粉末状にした生薬にハチミツなどを加え、丸く固めたのが「丸」
代表的な丸剤には、
「八味丸(はちみがん)」
「六味丸(ろくみがん)」などがあります。
「湯」「散」「丸」の他に「紫雲膏(しうんこう)」など外用薬の軟膏タイプもあります。
古典には様々な漢方薬が異なった剤形で示されています。
ところが、現在漢方薬は利便性や保存性、利益の追求などの理由から、古典の指示と無関係にエキスとして加工され、細粒、顆粒、錠剤、カプセル剤などとして飲まれることが多くなっています。
例えばもとは丸剤や散剤で飲む八味丸や当帰芍薬散は大手企業が「八味丸料」や「当帰芍薬散料」という名で売っており、これは生薬を煎じて顆粒としたものです。

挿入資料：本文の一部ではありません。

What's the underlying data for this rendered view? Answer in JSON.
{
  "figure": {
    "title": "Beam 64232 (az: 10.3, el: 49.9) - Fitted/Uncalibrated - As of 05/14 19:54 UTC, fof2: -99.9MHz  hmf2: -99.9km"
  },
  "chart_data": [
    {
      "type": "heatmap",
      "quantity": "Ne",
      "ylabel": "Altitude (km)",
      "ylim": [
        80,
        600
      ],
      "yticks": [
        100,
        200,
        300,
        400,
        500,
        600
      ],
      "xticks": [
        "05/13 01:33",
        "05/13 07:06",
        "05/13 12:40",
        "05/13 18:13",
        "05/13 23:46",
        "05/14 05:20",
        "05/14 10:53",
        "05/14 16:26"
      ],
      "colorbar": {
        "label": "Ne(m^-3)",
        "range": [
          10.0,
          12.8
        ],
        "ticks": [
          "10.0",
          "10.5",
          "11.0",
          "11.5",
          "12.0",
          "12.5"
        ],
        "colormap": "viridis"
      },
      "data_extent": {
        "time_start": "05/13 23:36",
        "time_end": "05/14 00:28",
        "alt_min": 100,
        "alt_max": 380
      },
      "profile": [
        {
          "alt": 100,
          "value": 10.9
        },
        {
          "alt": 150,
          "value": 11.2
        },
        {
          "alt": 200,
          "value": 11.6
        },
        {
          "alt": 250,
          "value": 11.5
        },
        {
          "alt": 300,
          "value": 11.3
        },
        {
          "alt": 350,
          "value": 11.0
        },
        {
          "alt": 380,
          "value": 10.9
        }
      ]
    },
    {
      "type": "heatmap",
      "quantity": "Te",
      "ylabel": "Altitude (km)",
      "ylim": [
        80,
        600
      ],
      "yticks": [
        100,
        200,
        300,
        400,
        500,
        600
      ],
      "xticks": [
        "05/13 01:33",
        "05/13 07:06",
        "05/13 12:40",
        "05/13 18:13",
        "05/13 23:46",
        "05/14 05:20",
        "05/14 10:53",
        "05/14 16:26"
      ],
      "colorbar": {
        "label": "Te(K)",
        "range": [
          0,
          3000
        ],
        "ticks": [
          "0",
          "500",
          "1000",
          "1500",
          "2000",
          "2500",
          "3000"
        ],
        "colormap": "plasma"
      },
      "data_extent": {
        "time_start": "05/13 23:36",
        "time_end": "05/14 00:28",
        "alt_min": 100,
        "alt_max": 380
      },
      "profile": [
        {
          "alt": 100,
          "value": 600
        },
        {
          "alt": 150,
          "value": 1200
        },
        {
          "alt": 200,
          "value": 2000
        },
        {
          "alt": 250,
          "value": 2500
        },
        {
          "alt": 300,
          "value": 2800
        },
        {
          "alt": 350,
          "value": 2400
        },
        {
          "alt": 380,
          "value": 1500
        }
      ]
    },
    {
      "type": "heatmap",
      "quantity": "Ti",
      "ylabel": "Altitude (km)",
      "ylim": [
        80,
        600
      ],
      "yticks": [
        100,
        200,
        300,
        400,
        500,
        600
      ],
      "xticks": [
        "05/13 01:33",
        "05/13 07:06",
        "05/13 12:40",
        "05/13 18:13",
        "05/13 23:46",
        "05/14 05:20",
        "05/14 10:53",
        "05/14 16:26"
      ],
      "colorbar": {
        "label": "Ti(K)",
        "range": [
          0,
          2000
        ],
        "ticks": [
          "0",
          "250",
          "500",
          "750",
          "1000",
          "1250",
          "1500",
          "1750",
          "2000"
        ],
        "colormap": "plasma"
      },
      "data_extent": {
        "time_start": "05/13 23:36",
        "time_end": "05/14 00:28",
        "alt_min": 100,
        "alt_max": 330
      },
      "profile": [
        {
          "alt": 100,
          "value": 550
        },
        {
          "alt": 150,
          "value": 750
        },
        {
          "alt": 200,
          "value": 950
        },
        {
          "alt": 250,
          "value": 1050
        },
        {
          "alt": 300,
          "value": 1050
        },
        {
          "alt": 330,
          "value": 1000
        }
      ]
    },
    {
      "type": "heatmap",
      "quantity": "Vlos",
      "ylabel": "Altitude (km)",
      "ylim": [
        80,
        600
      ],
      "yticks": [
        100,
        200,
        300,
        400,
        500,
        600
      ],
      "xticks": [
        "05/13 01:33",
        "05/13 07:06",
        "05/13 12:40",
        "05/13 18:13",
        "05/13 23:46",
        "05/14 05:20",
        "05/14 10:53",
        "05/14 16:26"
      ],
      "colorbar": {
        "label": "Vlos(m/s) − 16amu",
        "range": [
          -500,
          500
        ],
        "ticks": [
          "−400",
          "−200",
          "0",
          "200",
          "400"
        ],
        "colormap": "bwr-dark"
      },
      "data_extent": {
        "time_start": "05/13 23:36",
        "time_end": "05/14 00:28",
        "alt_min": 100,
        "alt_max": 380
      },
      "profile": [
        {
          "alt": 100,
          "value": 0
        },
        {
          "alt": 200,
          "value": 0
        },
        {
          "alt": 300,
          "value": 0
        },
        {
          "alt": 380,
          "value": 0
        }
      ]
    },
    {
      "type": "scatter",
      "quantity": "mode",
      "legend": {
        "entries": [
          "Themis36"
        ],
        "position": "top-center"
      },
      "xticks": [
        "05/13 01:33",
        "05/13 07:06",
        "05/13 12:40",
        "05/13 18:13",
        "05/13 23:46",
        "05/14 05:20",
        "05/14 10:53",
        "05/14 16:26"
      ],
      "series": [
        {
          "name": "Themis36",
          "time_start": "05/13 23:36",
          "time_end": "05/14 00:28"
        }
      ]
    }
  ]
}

また、煎じ薬であるはずの葛根湯も手軽に飲めるエキス顆粒が一般的となり、用時煎じて服用する薬効との同等性が心配です。
学生時代に八味丸で糖尿病への薬効の実験を行ったところ、八味丸に含まれる生薬の粉末をネズミにそのままを与えると効果があらわれましたが、
生薬を煎じたエキスでは何の作用もみられませんでした。
古典に記されている剤形には効果を得る為の知恵が含まれているという事が言えます。
漢方薬は原料と製剤上の問題まで見る力を養って症状に合ったものを選択しないと効かない事を知っておく必要があるのです。